For the second year in a row the Media Literacy Coalition is organizing a campaign connected with children’s safety in the digital media environment. The media literacy days, 2019 (4 February – 10 March) aim to help identify fake information via various initiatives and targeted training, with the ultimate objective of forming critical thinking skills among school-goers and students of journalism at universities.
The campaign also involves parents in the process of acquiring literacy skills. Thanks to a special academy for parents they will find out, for example, how to introduce their children to the internet and what the best age to do so is. Every one of the participants will find out how to create a safe internet environment and what precautions can be taken before the child is given access to the digital world. Red Cross volunteers and experts from the Safe Internet Centre will create a video “Five facts about lies” which will be made available on social networks. The interactive programme also includes different competitions, all of them focusing on the verification of facts and their sources.

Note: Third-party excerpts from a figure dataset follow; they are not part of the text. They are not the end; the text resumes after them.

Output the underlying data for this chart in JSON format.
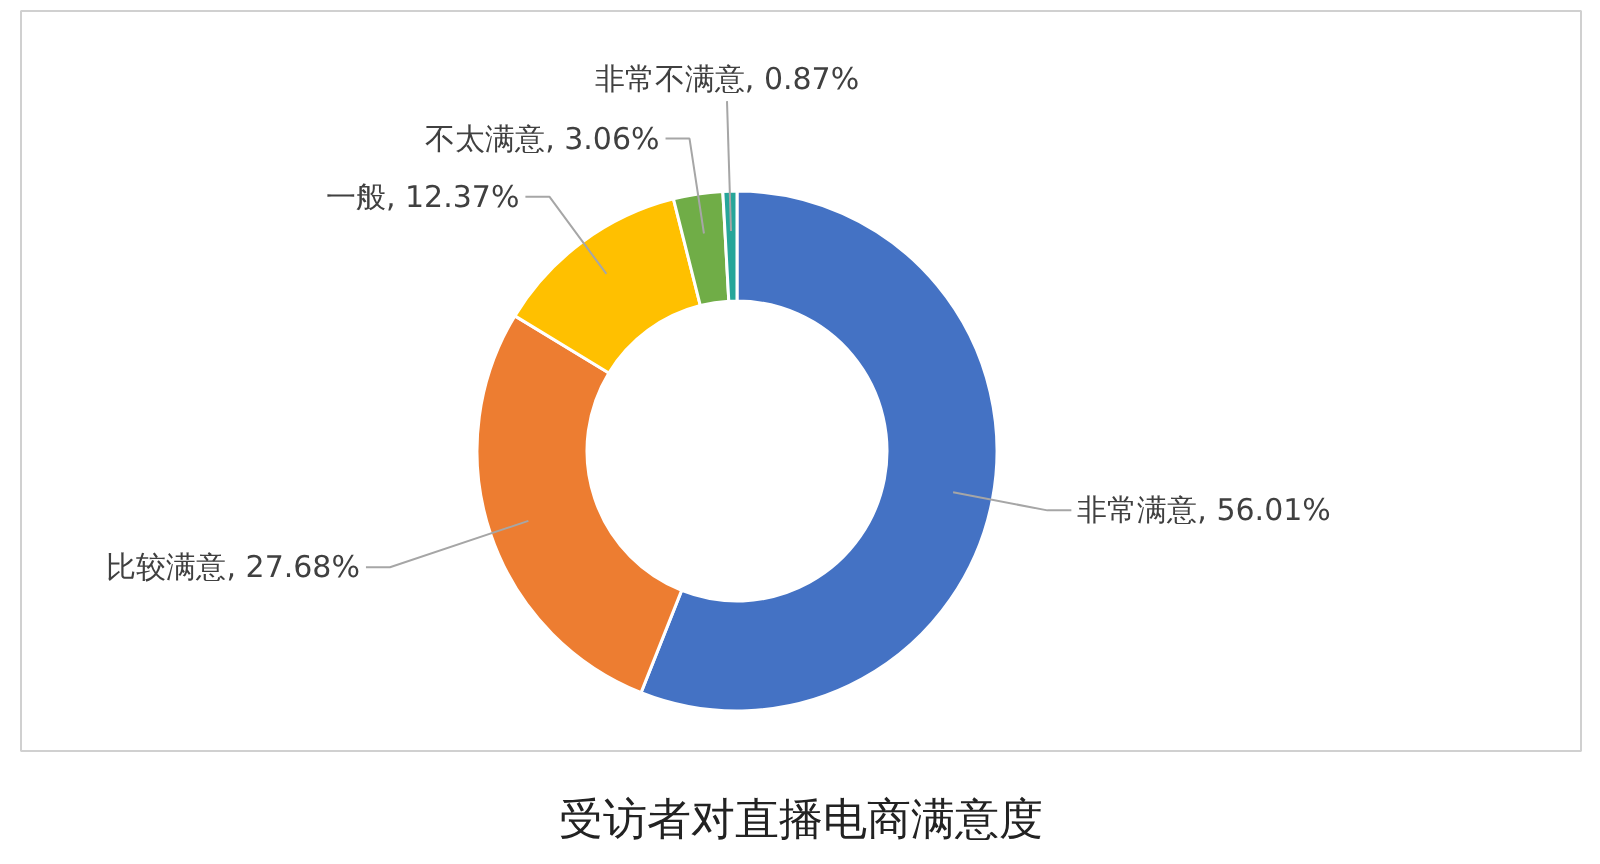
{
  "chart_data": {
    "type": "donut",
    "title": "受访者对直播电商满意度",
    "categories": [
      "非常满意",
      "比较满意",
      "一般",
      "不太满意",
      "非常不满意"
    ],
    "values": [
      56.01,
      27.68,
      12.37,
      3.06,
      0.87
    ],
    "value_labels": [
      "56.01%",
      "27.68%",
      "12.37%",
      "3.06%",
      "0.87%"
    ],
    "colors": [
      "#4472c4",
      "#ed7d31",
      "#ffc000",
      "#70ad47",
      "#26a69a"
    ]
  }
}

“Anyone can sift through information as long as they have a trained critical eye,” says Kristina Hristova, coordinator at the Media Literacy Coalition. “Children are as susceptible as adults. The important thing is to teach them to think, to analyse the information they are using, as they would the food, the clothes or the devices they choose to buy. In the same way that they want to know where the product comes from and who the manufacturer is, they should learn to recognize sources of information.”

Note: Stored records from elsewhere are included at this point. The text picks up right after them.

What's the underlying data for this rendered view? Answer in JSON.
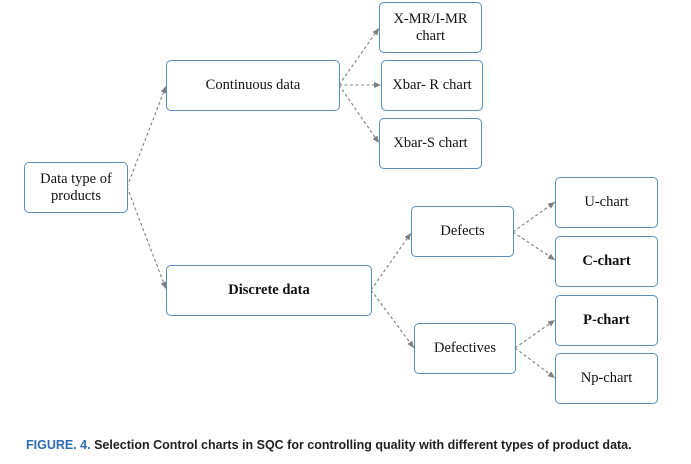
{
  "nodes": {
    "root": "Data type of products",
    "continuous": "Continuous data",
    "discrete": "Discrete data",
    "xmr": "X-MR/I-MR chart",
    "xbar_r": "Xbar- R chart",
    "xbar_s": "Xbar-S chart",
    "defects": "Defects",
    "defectives": "Defectives",
    "u_chart": "U-chart",
    "c_chart": "C-chart",
    "p_chart": "P-chart",
    "np_chart": "Np-chart"
  },
  "caption": {
    "label": "FIGURE. 4.",
    "text": "Selection Control charts in SQC for controlling quality with different types of product data."
  },
  "colors": {
    "node_border": "#5b8fbf",
    "edge": "#7f7f7f",
    "caption_label": "#2e6db4"
  }
}
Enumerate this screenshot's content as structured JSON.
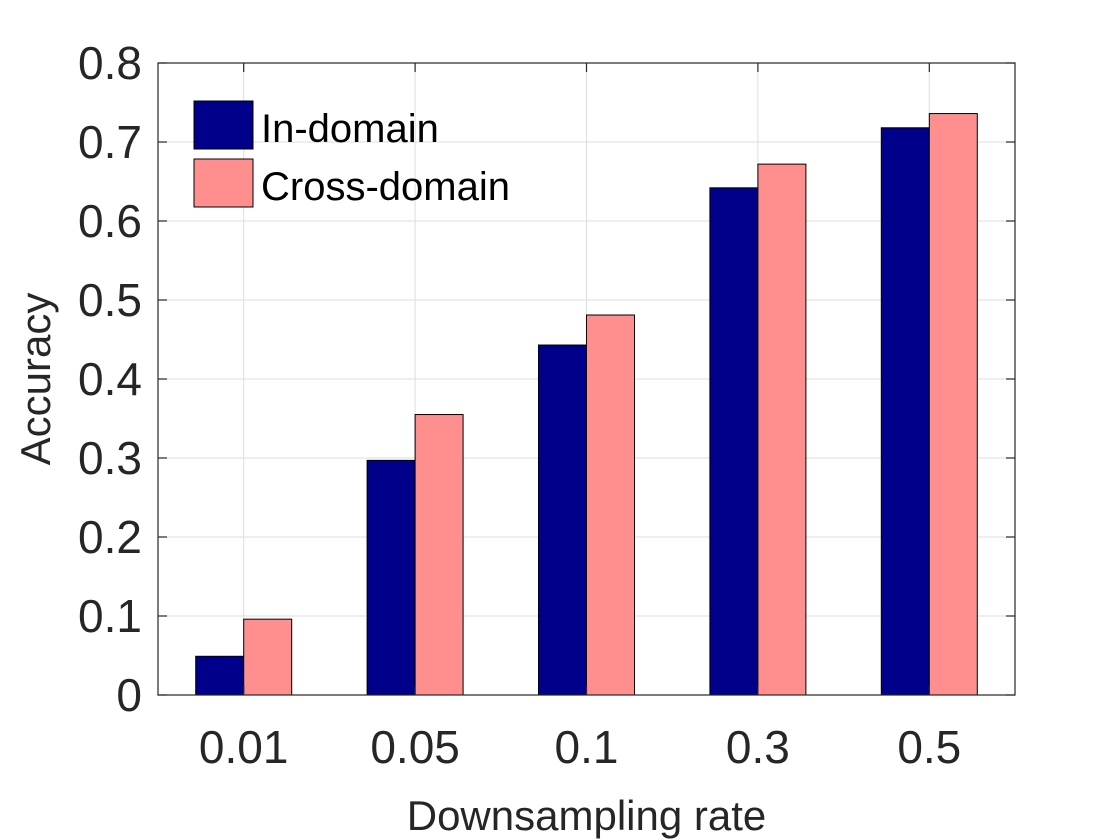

Kristina Hristova says analysis and the formation of critical thinking skills are given insufficient attention in educational programmes. That is the reason why the Media Literacy Coalition aims to bring together different kinds of specialists whose expertise and experience can be made use of to develop new methodologies which can then be offered to the Ministry of Education.

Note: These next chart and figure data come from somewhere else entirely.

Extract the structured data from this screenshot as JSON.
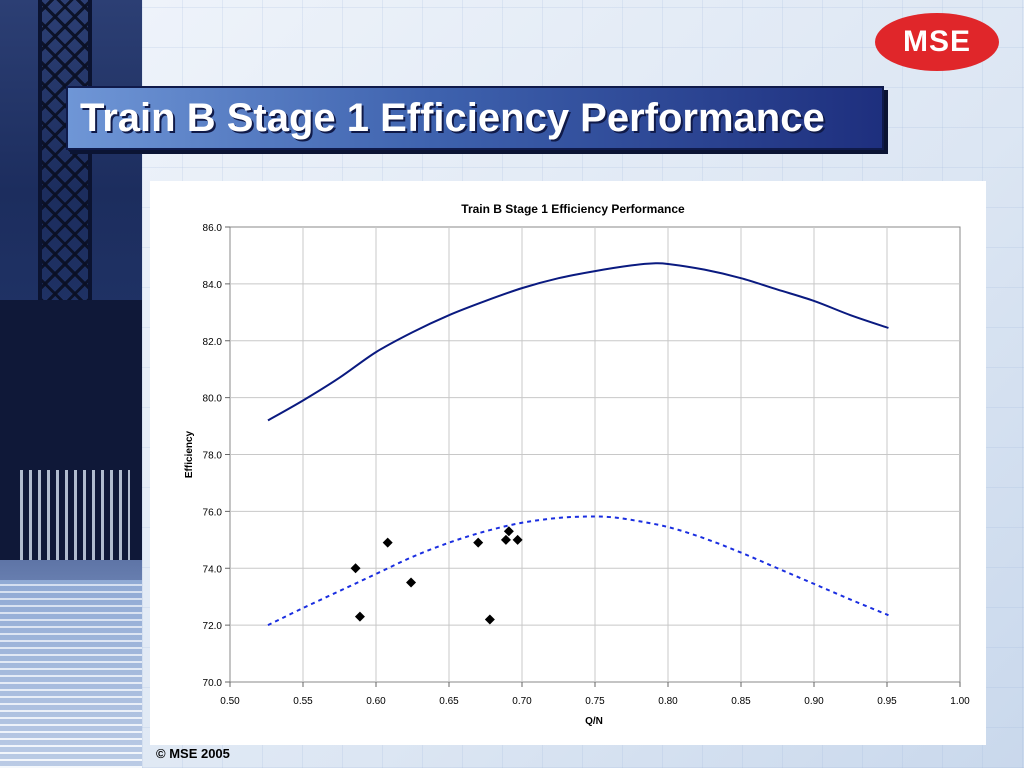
{
  "slide": {
    "title": "Train B Stage 1 Efficiency Performance",
    "logo": "MSE",
    "footer": "© MSE 2005"
  },
  "colors": {
    "title_start": "#6f96d6",
    "title_end": "#1e2f7e",
    "logo_red": "#e0262a",
    "curve": "#0a1a80",
    "dashed": "#1a2ee0",
    "points": "#000000"
  },
  "chart_data": {
    "type": "scatter",
    "title": "Train B Stage 1 Efficiency Performance",
    "xlabel": "Q/N",
    "ylabel": "Efficiency",
    "xlim": [
      0.5,
      1.0
    ],
    "ylim": [
      70.0,
      86.0
    ],
    "x_ticks": [
      "0.50",
      "0.55",
      "0.60",
      "0.65",
      "0.70",
      "0.75",
      "0.80",
      "0.85",
      "0.90",
      "0.95",
      "1.00"
    ],
    "y_ticks": [
      "70.0",
      "72.0",
      "74.0",
      "76.0",
      "78.0",
      "80.0",
      "82.0",
      "84.0",
      "86.0"
    ],
    "grid": true,
    "series": [
      {
        "style": "solid-line",
        "x": [
          0.526,
          0.55,
          0.575,
          0.6,
          0.625,
          0.65,
          0.675,
          0.7,
          0.725,
          0.75,
          0.775,
          0.79,
          0.8,
          0.825,
          0.85,
          0.875,
          0.9,
          0.925,
          0.951
        ],
        "y": [
          79.2,
          79.9,
          80.7,
          81.6,
          82.3,
          82.9,
          83.4,
          83.85,
          84.2,
          84.45,
          84.65,
          84.72,
          84.7,
          84.5,
          84.2,
          83.8,
          83.4,
          82.9,
          82.45
        ]
      },
      {
        "style": "dashed-line",
        "x": [
          0.526,
          0.55,
          0.575,
          0.6,
          0.625,
          0.65,
          0.675,
          0.7,
          0.725,
          0.745,
          0.76,
          0.775,
          0.8,
          0.825,
          0.85,
          0.875,
          0.9,
          0.925,
          0.951
        ],
        "y": [
          72.0,
          72.6,
          73.2,
          73.8,
          74.4,
          74.9,
          75.3,
          75.6,
          75.77,
          75.82,
          75.8,
          75.7,
          75.45,
          75.05,
          74.55,
          74.0,
          73.45,
          72.9,
          72.35
        ]
      },
      {
        "style": "markers",
        "x": [
          0.586,
          0.589,
          0.608,
          0.624,
          0.67,
          0.678,
          0.689,
          0.691,
          0.697
        ],
        "y": [
          74.0,
          72.3,
          74.9,
          73.5,
          74.9,
          72.2,
          75.0,
          75.3,
          75.0
        ]
      }
    ]
  }
}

Fake news is a problem that has been spreading across the world like wildfire, and children are especially vulnerable when they are online, especially if they lack the basic skills to swim in the virtual ocean of information. According to UNICEF data, 87 percent of Bulgarian children surf the internet regularly, and that is why the coalition is hoping to see media literacy become an integral part of the process of education as a separate subject, but also as an additional tool to be used in all other subjects taught at school:
“This opens the way to a critical analysis of information, the skills to handle information, a creative approach, and wards off the risks of the internet. These are all elements that should be scrutinized all the time and in different forms,” says Kristina Hristova.
The perils of the internet are well known, and have been for a long time. According to data of the Ministry of Education, 8,000 instances of bullying at school were registered in 2016 and 2017 alone. The instances of cyberbullying in 2016 account for 38 percent of all bullying, which means an increase by 25 whole percent compared to 2010, the ministry says.